La statuetta raffigura un personaggio maschile con indosso un panneggio che ricopre la parte inferiore del corpo e che si adagia elegantemente sulla spalla e sul braccio sinistri. Lo schema iconografico richiama il tipo dell’Asclepio Giustiniani, conservato presso i Musei Capitolini e ritenuto una copia di un archetipo del V secolo a.C. Gli attributi che caratterizzano la scultura Borghese come Zeus, la folgore nella mano destra, il capo dai folti capelli e barba, l’aquila ai piedi, sono delle aggiunte di restauro. La scultura è menzionata all’interno della Palazzina Borghese per la prima volta nel 1832 e nel 1919 risulta presente nella sala II al primo piano.
Le morbide pieghe e lo schema del panneggio arrotolato sull’addome suggeriscono di inquadrare l’opera nel II secolo d.C.

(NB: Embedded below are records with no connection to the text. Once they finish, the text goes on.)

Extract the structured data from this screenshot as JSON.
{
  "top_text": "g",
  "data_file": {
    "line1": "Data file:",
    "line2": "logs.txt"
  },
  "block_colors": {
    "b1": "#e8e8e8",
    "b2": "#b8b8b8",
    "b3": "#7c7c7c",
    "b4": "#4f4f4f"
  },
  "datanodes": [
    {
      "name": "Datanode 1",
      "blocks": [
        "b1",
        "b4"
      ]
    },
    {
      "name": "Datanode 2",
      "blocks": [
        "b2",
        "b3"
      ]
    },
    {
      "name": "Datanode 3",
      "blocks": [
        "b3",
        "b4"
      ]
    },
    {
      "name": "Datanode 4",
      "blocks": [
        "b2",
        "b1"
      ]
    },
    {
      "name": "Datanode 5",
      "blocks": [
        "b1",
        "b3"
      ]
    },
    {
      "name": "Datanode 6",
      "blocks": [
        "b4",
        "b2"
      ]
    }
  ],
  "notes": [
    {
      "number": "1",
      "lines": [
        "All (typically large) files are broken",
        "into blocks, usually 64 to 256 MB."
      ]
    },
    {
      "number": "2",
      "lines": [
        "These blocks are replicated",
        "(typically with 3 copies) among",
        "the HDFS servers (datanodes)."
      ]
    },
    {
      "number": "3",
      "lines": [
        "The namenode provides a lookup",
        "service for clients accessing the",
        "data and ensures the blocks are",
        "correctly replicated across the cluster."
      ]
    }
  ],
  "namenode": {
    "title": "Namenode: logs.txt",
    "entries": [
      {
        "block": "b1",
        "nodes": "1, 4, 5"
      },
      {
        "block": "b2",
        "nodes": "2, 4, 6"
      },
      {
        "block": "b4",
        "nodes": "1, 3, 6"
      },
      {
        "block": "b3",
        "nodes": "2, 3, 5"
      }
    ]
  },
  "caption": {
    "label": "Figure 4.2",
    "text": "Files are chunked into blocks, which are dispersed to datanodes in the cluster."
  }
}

Collezione Borghese, ricordato nel 1832 da Nibby (tav. 43c). Acquisto dello Stato, 1902.
La statua, di dimensioni ridotte, è menzionata per la prima volta dal Nibby nel 1832 come “Giove fulminante” (Tav. 43 C) e, successivamente, dal Giusti nella seconda sala al primo piano nel 1919 (p. 46). Attualmente conservata nel deposito della Palazzina Borghese, rappresenta una figura maschile stante con la gamba destra leggermente flessa e spostata verso l’esterno e la gamba sinistra a sostegno del corpo. Il braccio destro è levato verso l’alto e trattiene nelle mani la folgore, mentre quello sinistro è adagiato sul fianco. La figura indossa un panneggio, che avvolge il braccio sinistro pendendo dalla spalla e la parte inferiore del corpo, lasciando scoperti i piedi. Essi calzano i crepides, dei sandali, caratterizzati da due corregge in cuoio, una all’altezza delle dita e una seconda alla caviglia, unite da una terza a formare un fiocco. Il busto, evidenziato da una muscolatura possente, è nudo. Sul suolo, a sinistra della figura, è adagiata un’aquila con il collo ritorto verso l’uomo.
La scultura, che presenta notevoli interventi di restauro, conserva di antico il torso con il braccio sinistro e il panneggio fino al collo dei piedi. Le peculiarità della veste, arrotolata orizzontalmente sull’addome, consentono di stabilire un legame con il tipo iconografico di Asclepio. In particolare, con l’Asclepio tipo Giustini, conservato presso i Musei Capitolini, ritenuto la replica di un archetipo tardo classico, inquadrabile nel V sec. a.C. (inv. 1846: Meyer 1994, pp. 7-55). Si può verosimilmente ipotizzare che la scultura Borghese, prima della caratterizzazione quale Zeus con l’aggiunta della testa barbuta, della folgore e dell’aquila, raffigurasse originariamente proprio Asclepio. Un adattamento simile si ritrova in una statua di notevoli dimensioni proveniente da Smirne ed esposta al museo del Louvre (Laugier 2021, pp. 124-128, n. 94). Lo schema del panneggio, caratterizzato da morbide pieghe dal profondo contrasto chiaroscurale, inducono a suggerire un inquadramento cronologico nel II secolo d.C.